Die Umwandlung von CO2 in CO und von Wasser in H2 stellt für sich betrachtet bereits einen Energiespeicher zur Verfügung. Das primäre Ziel des Rheticus-Verfahrens ist jedoch die Nutzung des Synthesegases in einem Bioreaktor zur kostengünstigen und nachhaltigen Herstellung von Spezialchemikalien, die heute noch oftmals mithilfe von Erdöl oder Erdgas hergestellt werden. Jetzt kann für viele dieser Chemikalien CO2 als Rohstoff eingesetzt werden. „Das Verfahren hilft nicht nur, das Kohlendioxid in der Atmosphäre zu reduzieren, sondern auch, die Abhängigkeit von fossilen Brennstoffen zu verringern“, sagt Karl-Josef Kuhn, Leiter von Technology Field Power-to-X und Storage bei Siemens Energy. „Und noch besser: Das System ist für die Industrie je nach Bedarf skalierbar.“
Vielfältig nachhaltig
Der Elektrolyseur von Siemens Energy wandelt CO2 und Wasser in Kohlenmonoxid (CO) und Wasserstoff (H2) um. Erreicht wird dies durch 10 Elektrolysezellen mit einer Gesamtleistung von rund 25 KW. Das aus CO und H2 bestehende Synthesegas strömt dann in den Bioreaktor von Evonik mit einem Fassungsvermögen von 2.000 Litern. Dort wird es von zwei Arten von Clostridien-Bakterien in Butanol und Hexanol umgewandelt. Beide Produkte werden unter anderem für Spezialkunststoffe oder Nahrungsergänzungsmittel verwendet. Käme es zu einem Stromausfall, könnte der Prozess noch mehrere Stunden weiterlaufen.
Das Verfahren ist in mehr als einer Hinsicht nachhaltig. Grüner Strom für den Elektrolyseur sorgt dafür, dass die Energiequelle selbst CO2-frei ist. Siemens Energy und Evonik haben berechnet, dass eine Anlage, die jährlich 10.000 Tonnen Hexanol und Butanol produziert, 25,5 Megawatt Leistung benötigt. Je nach Standort, Witterungsbedingungen und Art der installierten Photovoltaik entspricht dies in Deutschland dem jährlichen Energieertrag einer Solaranlage auf einer Fläche von 0,15 Quadratkilometern.
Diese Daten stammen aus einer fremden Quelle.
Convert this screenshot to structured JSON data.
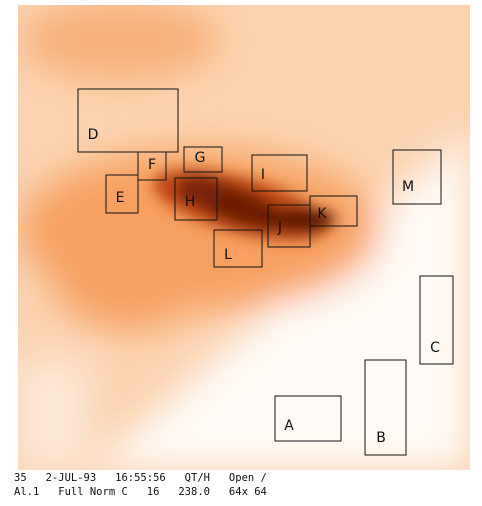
{
  "regions": [
    {
      "label": "A"
    },
    {
      "label": "B"
    },
    {
      "label": "C"
    },
    {
      "label": "D"
    },
    {
      "label": "E"
    },
    {
      "label": "F"
    },
    {
      "label": "G"
    },
    {
      "label": "H"
    },
    {
      "label": "I"
    },
    {
      "label": "J"
    },
    {
      "label": "K"
    },
    {
      "label": "L"
    },
    {
      "label": "M"
    }
  ],
  "caption": [
    "35   2-JUL-93   16:55:56   QT/H   Open /",
    "Al.1   Full Norm C   16   238.0   64x 64"
  ]
}
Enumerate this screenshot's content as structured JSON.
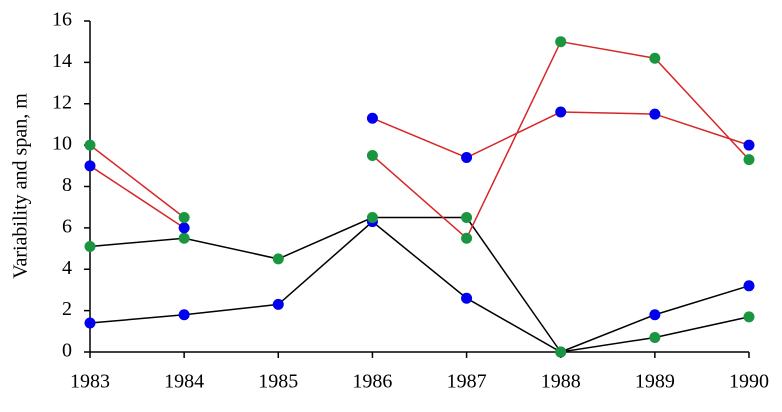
{
  "chart_data": {
    "type": "line",
    "ylabel": "Variability and span, m",
    "categories": [
      "1983",
      "1984",
      "1985",
      "1986",
      "1987",
      "1988",
      "1989",
      "1990"
    ],
    "series": [
      {
        "color": "#000000",
        "marker_color": "#0000ee",
        "values": [
          1.4,
          1.8,
          2.3,
          6.3,
          2.6,
          0,
          1.8,
          3.2
        ]
      },
      {
        "color": "#000000",
        "marker_color": "#1a9641",
        "values": [
          5.1,
          5.5,
          4.5,
          6.5,
          6.5,
          0,
          0.7,
          1.7
        ]
      },
      {
        "color": "#d62728",
        "marker_color": "#0000ee",
        "values": [
          9,
          6,
          null,
          11.3,
          9.4,
          11.6,
          11.5,
          10
        ]
      },
      {
        "color": "#d62728",
        "marker_color": "#1a9641",
        "values": [
          10,
          6.5,
          null,
          9.5,
          5.5,
          15,
          14.2,
          9.3
        ]
      }
    ],
    "ylim": [
      0,
      16
    ],
    "yticks": [
      0,
      2,
      4,
      6,
      8,
      10,
      12,
      14,
      16
    ]
  }
}
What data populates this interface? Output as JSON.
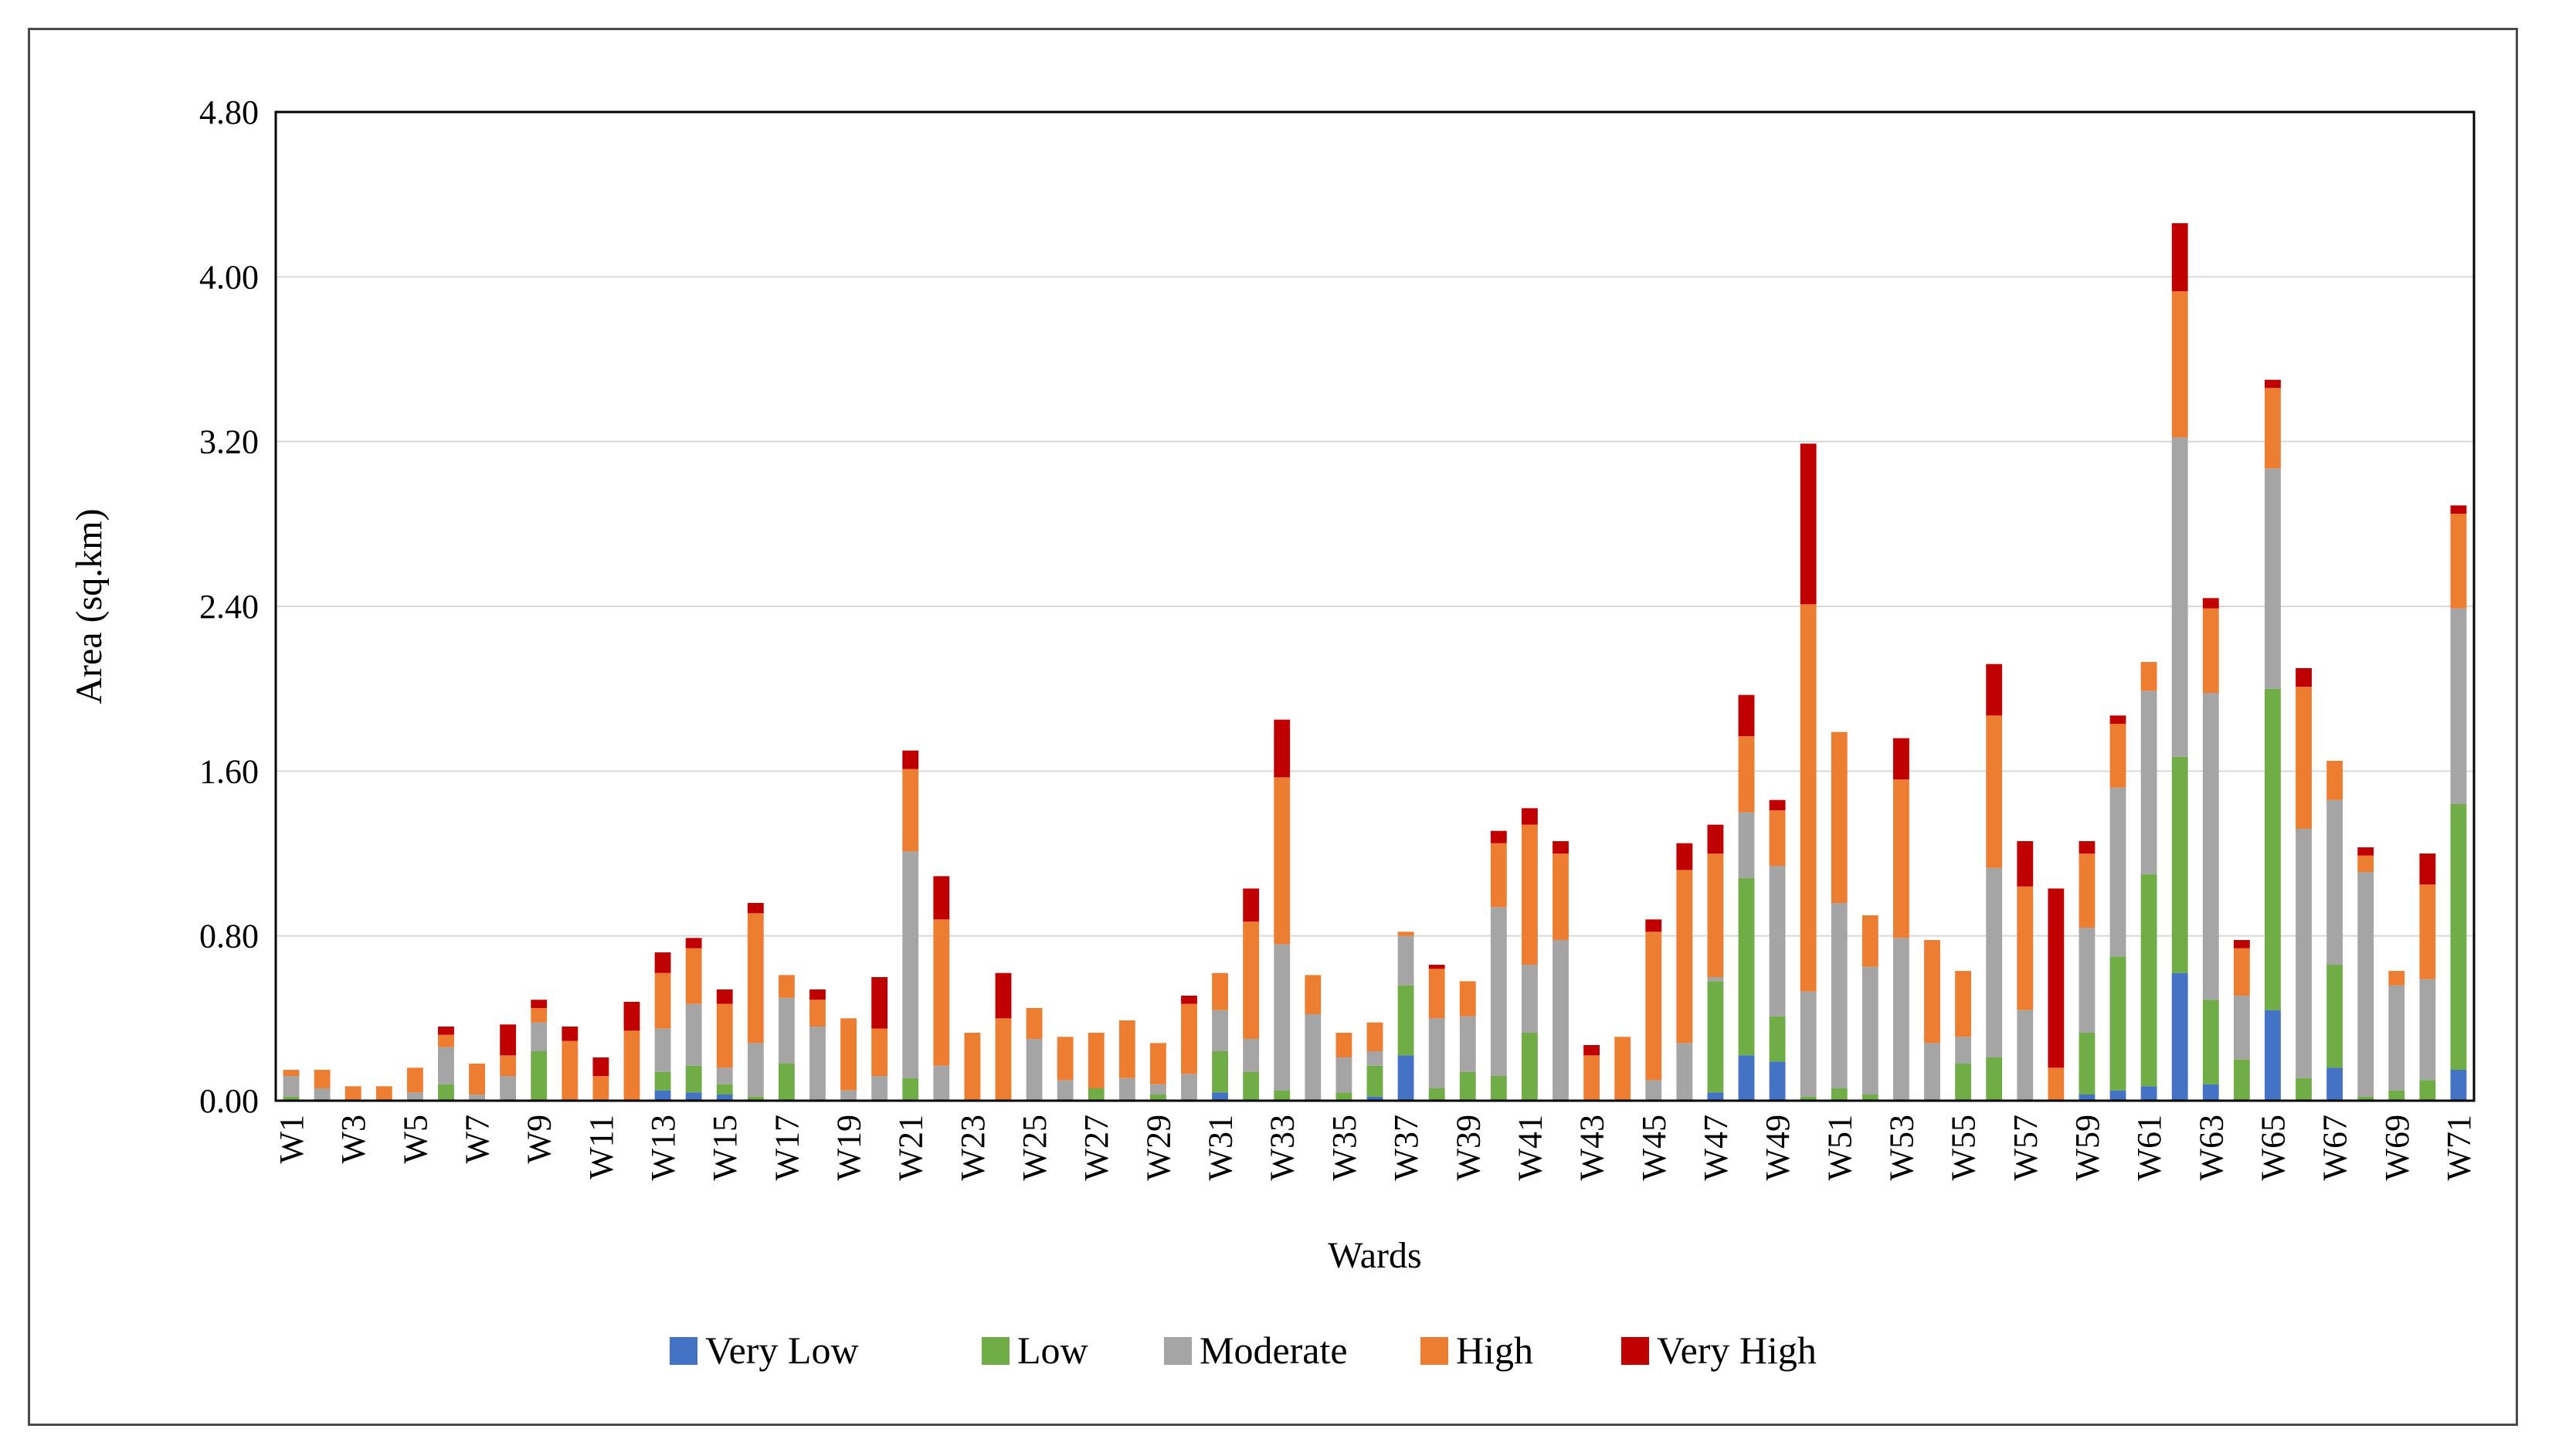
{
  "chart_data": {
    "type": "bar",
    "stacked": true,
    "title": "",
    "xlabel": "Wards",
    "ylabel": "Area (sq.km)",
    "ylim": [
      0,
      4.8
    ],
    "yticks": [
      "0.00",
      "0.80",
      "1.60",
      "2.40",
      "3.20",
      "4.00",
      "4.80"
    ],
    "grid": true,
    "legend_position": "bottom",
    "categories": [
      "W1",
      "W2",
      "W3",
      "W4",
      "W5",
      "W6",
      "W7",
      "W8",
      "W9",
      "W10",
      "W11",
      "W12",
      "W13",
      "W14",
      "W15",
      "W16",
      "W17",
      "W18",
      "W19",
      "W20",
      "W21",
      "W22",
      "W23",
      "W24",
      "W25",
      "W26",
      "W27",
      "W28",
      "W29",
      "W30",
      "W31",
      "W32",
      "W33",
      "W34",
      "W35",
      "W36",
      "W37",
      "W38",
      "W39",
      "W40",
      "W41",
      "W42",
      "W43",
      "W44",
      "W45",
      "W46",
      "W47",
      "W48",
      "W49",
      "W50",
      "W51",
      "W52",
      "W53",
      "W54",
      "W55",
      "W56",
      "W57",
      "W58",
      "W59",
      "W60",
      "W61",
      "W62",
      "W63",
      "W64",
      "W65",
      "W66",
      "W67",
      "W68",
      "W69",
      "W70",
      "W71"
    ],
    "xtick_labels_shown": [
      "W1",
      "W3",
      "W5",
      "W7",
      "W9",
      "W11",
      "W13",
      "W15",
      "W17",
      "W19",
      "W21",
      "W23",
      "W25",
      "W27",
      "W29",
      "W31",
      "W33",
      "W35",
      "W37",
      "W39",
      "W41",
      "W43",
      "W45",
      "W47",
      "W49",
      "W51",
      "W53",
      "W55",
      "W57",
      "W59",
      "W61",
      "W63",
      "W65",
      "W67",
      "W69",
      "W71"
    ],
    "series": [
      {
        "name": "Very Low",
        "color": "#4472c4",
        "values": [
          0,
          0,
          0,
          0,
          0,
          0,
          0,
          0,
          0,
          0,
          0,
          0,
          0.05,
          0.04,
          0.03,
          0,
          0,
          0,
          0,
          0,
          0,
          0,
          0,
          0,
          0,
          0,
          0,
          0,
          0,
          0,
          0.04,
          0,
          0,
          0,
          0,
          0.02,
          0.22,
          0,
          0,
          0,
          0,
          0,
          0,
          0,
          0,
          0,
          0.04,
          0.22,
          0.19,
          0,
          0,
          0,
          0,
          0,
          0,
          0,
          0,
          0,
          0.03,
          0.05,
          0.07,
          0.62,
          0.08,
          0,
          0.44,
          0,
          0.16,
          0,
          0,
          0,
          0.15
        ]
      },
      {
        "name": "Low",
        "color": "#70ad47",
        "values": [
          0.02,
          0,
          0,
          0,
          0,
          0.08,
          0,
          0,
          0.24,
          0,
          0,
          0,
          0.09,
          0.13,
          0.05,
          0.02,
          0.18,
          0,
          0,
          0,
          0.11,
          0,
          0,
          0,
          0,
          0,
          0.06,
          0,
          0.03,
          0,
          0.2,
          0.14,
          0.05,
          0,
          0.04,
          0.15,
          0.34,
          0.06,
          0.14,
          0.12,
          0.33,
          0,
          0,
          0,
          0,
          0,
          0.54,
          0.86,
          0.22,
          0.02,
          0.06,
          0.03,
          0,
          0,
          0.18,
          0.21,
          0,
          0,
          0.3,
          0.65,
          1.03,
          1.05,
          0.41,
          0.2,
          1.56,
          0.11,
          0.5,
          0.02,
          0.05,
          0.1,
          1.29
        ]
      },
      {
        "name": "Moderate",
        "color": "#a5a5a5",
        "values": [
          0.1,
          0.06,
          0,
          0,
          0.04,
          0.18,
          0.03,
          0.12,
          0.14,
          0,
          0,
          0,
          0.21,
          0.3,
          0.08,
          0.26,
          0.32,
          0.36,
          0.05,
          0.12,
          1.1,
          0.17,
          0,
          0,
          0.3,
          0.1,
          0,
          0.11,
          0.05,
          0.13,
          0.2,
          0.16,
          0.71,
          0.42,
          0.17,
          0.07,
          0.24,
          0.34,
          0.27,
          0.82,
          0.33,
          0.78,
          0,
          0,
          0.1,
          0.28,
          0.02,
          0.32,
          0.73,
          0.51,
          0.9,
          0.62,
          0.79,
          0.28,
          0.13,
          0.92,
          0.44,
          0,
          0.51,
          0.82,
          0.89,
          1.55,
          1.49,
          0.31,
          1.07,
          1.21,
          0.8,
          1.09,
          0.51,
          0.49,
          0.95
        ]
      },
      {
        "name": "High",
        "color": "#ed7d31",
        "values": [
          0.03,
          0.09,
          0.07,
          0.07,
          0.12,
          0.06,
          0.15,
          0.1,
          0.07,
          0.29,
          0.12,
          0.34,
          0.27,
          0.27,
          0.31,
          0.63,
          0.11,
          0.13,
          0.35,
          0.23,
          0.4,
          0.71,
          0.33,
          0.4,
          0.15,
          0.21,
          0.27,
          0.28,
          0.2,
          0.34,
          0.18,
          0.57,
          0.81,
          0.19,
          0.12,
          0.14,
          0.02,
          0.24,
          0.17,
          0.31,
          0.68,
          0.42,
          0.22,
          0.31,
          0.72,
          0.84,
          0.6,
          0.37,
          0.27,
          1.88,
          0.83,
          0.25,
          0.77,
          0.5,
          0.32,
          0.74,
          0.6,
          0.16,
          0.36,
          0.31,
          0.14,
          0.71,
          0.41,
          0.23,
          0.39,
          0.69,
          0.19,
          0.08,
          0.07,
          0.46,
          0.46
        ]
      },
      {
        "name": "Very High",
        "color": "#c00000",
        "values": [
          0,
          0,
          0,
          0,
          0,
          0.04,
          0,
          0.15,
          0.04,
          0.07,
          0.09,
          0.14,
          0.1,
          0.05,
          0.07,
          0.05,
          0,
          0.05,
          0,
          0.25,
          0.09,
          0.21,
          0,
          0.22,
          0,
          0,
          0,
          0,
          0,
          0.04,
          0,
          0.16,
          0.28,
          0,
          0,
          0,
          0,
          0.02,
          0,
          0.06,
          0.08,
          0.06,
          0.05,
          0,
          0.06,
          0.13,
          0.14,
          0.2,
          0.05,
          0.78,
          0,
          0,
          0.2,
          0,
          0,
          0.25,
          0.22,
          0.87,
          0.06,
          0.04,
          0,
          0.33,
          0.05,
          0.04,
          0.04,
          0.09,
          0,
          0.04,
          0,
          0.15,
          0.04
        ]
      }
    ]
  }
}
Zum Vergleich: Nach Schätzungen produzierten alle Photovoltaikanlagen weltweit 2019 635 Gigawatt, Deutschland 49 GW. Aber selbst, wenn der Elektrolyseur nur zur Energiespeicherung eingesetzt werden würde, kann er immer noch zur Stabilisierung der Stromnetze beitragen.
„Das Verfahren hilft nicht nur, das Kohlendioxid in der Atmosphäre zu reduzieren, sondern auch, die Abhängigkeit von fossilen Brennstoffen zu verringern.“Karl-Josef Kuhn, Leiter von Technology Field Power-to-X und Storage bei Siemens Energy
Verschiedenste Spezialchemikalien
Die Anlage reduziert weiterhin die CO2-Belastung, indem sie das Treibhausgas als Rohstoff verwendet und so gar nicht erst in die Atmosphäre gelangen zu lassen. Für die Produktion der 10.000 Tonnen Hexanol und Butanol würden jährlich rund 25.000 Tonnen CO2 gebraucht. Für die Industrie kein Problem, hat das Umweltbundesamt doch ermittelt, dass in Deutschland durch Industrieprozesse allein jährlich rund 45 Millionen Tonnen CO2- Emissionen entstehen. Darüber hinaus lässt sich die Rheticus-Plattform potentiell für verschiedenste Fermentationsprozesse nutzen, um eine Vielzahl chemischer Substanzen etwa für synthetische Kraftstoffe herzustellen.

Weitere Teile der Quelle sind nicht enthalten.